Will Scarlet and Will Stutely's characters are combined in this book, with Will Scarlet being the name chosen for the amalgamation. Those horrid sheriff's men shoot him down near the end of the book and it's so sad. Especially as he was Robin's closest friend in this version and Robin was so torn up about it. Speaking about the ending...ACK. It's one of the saddest things I've ever read.
See, Robin became an outlaw again and he had to leave Marian and after a time, she thought he had died. So Guy was trying to persuade her to marry him, but she refused and so the sheriff was going to make her a prisoner, or something to that effect. And, of course, she needs to escape, but she doesn't know how. Anyway, Little John (I think it's Little John) helps her find sanctuary in the abbey of Kirklees and there the prioress wears away on Marian until she agreed to become a nun. Then, when Robin's dying, Little John takes him to the abbey and the prioress does her dreadful deed and Robin blows his horn. Both Little John - who's in the forest - and Marian - who's praying in the chapel - hear it and come to him and...yeah. It's almost as heartbreaking as the ending of BBC's adaption.
This is my second favorite adaption of Robin Hood. And my favorite adaption is the next - and last - one being reviewed.
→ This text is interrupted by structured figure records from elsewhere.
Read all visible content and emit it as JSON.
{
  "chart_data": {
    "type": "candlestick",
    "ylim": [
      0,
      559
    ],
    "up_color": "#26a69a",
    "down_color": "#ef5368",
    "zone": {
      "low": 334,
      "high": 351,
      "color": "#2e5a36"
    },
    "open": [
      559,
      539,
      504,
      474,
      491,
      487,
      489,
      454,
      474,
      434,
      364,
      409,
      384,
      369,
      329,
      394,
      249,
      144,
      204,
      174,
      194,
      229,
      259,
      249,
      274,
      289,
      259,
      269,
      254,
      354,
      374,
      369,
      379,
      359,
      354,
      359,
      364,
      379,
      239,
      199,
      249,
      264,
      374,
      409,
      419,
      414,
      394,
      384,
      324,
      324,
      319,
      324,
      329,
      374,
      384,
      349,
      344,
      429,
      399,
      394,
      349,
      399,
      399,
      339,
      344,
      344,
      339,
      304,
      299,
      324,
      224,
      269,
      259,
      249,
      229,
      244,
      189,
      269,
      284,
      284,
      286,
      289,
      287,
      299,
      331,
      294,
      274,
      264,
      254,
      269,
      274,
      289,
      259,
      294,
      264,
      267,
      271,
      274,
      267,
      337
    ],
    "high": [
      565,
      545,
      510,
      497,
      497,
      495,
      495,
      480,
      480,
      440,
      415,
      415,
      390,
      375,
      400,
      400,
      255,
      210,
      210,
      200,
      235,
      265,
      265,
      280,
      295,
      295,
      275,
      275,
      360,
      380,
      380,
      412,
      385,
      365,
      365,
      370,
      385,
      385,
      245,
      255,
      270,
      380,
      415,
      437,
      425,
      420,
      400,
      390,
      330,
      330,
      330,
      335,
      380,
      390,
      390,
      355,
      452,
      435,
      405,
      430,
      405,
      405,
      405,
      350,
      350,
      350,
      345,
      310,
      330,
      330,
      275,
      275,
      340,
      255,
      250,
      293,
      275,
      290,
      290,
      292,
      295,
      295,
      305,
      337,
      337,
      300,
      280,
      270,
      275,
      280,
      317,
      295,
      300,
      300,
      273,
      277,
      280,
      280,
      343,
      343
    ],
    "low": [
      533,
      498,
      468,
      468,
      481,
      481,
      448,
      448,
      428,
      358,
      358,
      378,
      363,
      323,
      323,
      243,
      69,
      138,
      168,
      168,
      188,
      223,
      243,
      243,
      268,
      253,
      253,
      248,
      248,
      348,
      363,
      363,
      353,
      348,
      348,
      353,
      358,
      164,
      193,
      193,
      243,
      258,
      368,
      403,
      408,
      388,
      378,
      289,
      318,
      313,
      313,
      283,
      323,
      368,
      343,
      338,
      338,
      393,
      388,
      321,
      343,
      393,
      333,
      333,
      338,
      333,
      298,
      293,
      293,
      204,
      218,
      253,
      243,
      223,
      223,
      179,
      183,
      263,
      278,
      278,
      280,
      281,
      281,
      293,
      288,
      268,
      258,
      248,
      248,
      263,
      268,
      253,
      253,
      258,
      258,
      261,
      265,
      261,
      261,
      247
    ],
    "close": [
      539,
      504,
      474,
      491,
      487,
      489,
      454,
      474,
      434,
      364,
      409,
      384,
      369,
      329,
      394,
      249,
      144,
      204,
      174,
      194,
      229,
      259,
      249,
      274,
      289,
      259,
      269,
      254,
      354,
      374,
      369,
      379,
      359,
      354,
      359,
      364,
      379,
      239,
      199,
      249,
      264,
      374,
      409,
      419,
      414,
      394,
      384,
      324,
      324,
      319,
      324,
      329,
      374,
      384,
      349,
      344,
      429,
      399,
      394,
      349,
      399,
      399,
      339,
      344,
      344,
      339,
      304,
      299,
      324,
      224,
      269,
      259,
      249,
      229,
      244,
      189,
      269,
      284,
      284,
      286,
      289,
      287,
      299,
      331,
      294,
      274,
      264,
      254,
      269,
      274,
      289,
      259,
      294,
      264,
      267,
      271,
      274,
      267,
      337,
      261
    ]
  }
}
This book is the best version of Robin Hood I've ever read. I found it for free on Kindle while I was browsing around for free Robin Hood books, and so I downloaded it. When I first tried to read it, I couldn't get into and I set it down. There's a lot of Robin's backstory laid down (about half the book) before he even becomes an outlaw, so I was a little bored at first. However, I stuck with it the second time and I'm so glad I did. Robin is a lot younger in this version (only seventeen or eighteen), and so is Marian (fifteen or sixteen) and I found the whole story more interesting than any other version I've read. A new character that I never read about before - Will o' th' Green - was in the first half of the book. He was the original leader of Robin's band and I really, really liked him. 'Twas quite sad when he died, naming Robin as his heir, so to speak.
Will Stutely is amazing in this adaption. I never really cared about him when I read HP's version, but he was completely and totally epic in this book. I almost can't bear to keep all my thoughts on how great he is until his post, but I guess I'll have to. Also, Allan a Dale was a huge improvement over other portrayals of him. He's actually pretty cool and he and his wife join the gang after their wedding (I cannot get over how amazingly brave his wife is).
The ending was almost as sad as Green's version, but it didn't have Marian in it (she died of fever after she and Robin were married for five years, leaving him with two sons. He was so grief stricken that he sent his sons to his cousin and never saw them again) so it wasn't as bad. But the scene between him and Little John that is in every. single. adaption I've read, is always heartwrenching. There's really no other way to put it.
What's your favorite book version of Robin Hood? Have you read all of these books, or just one or two?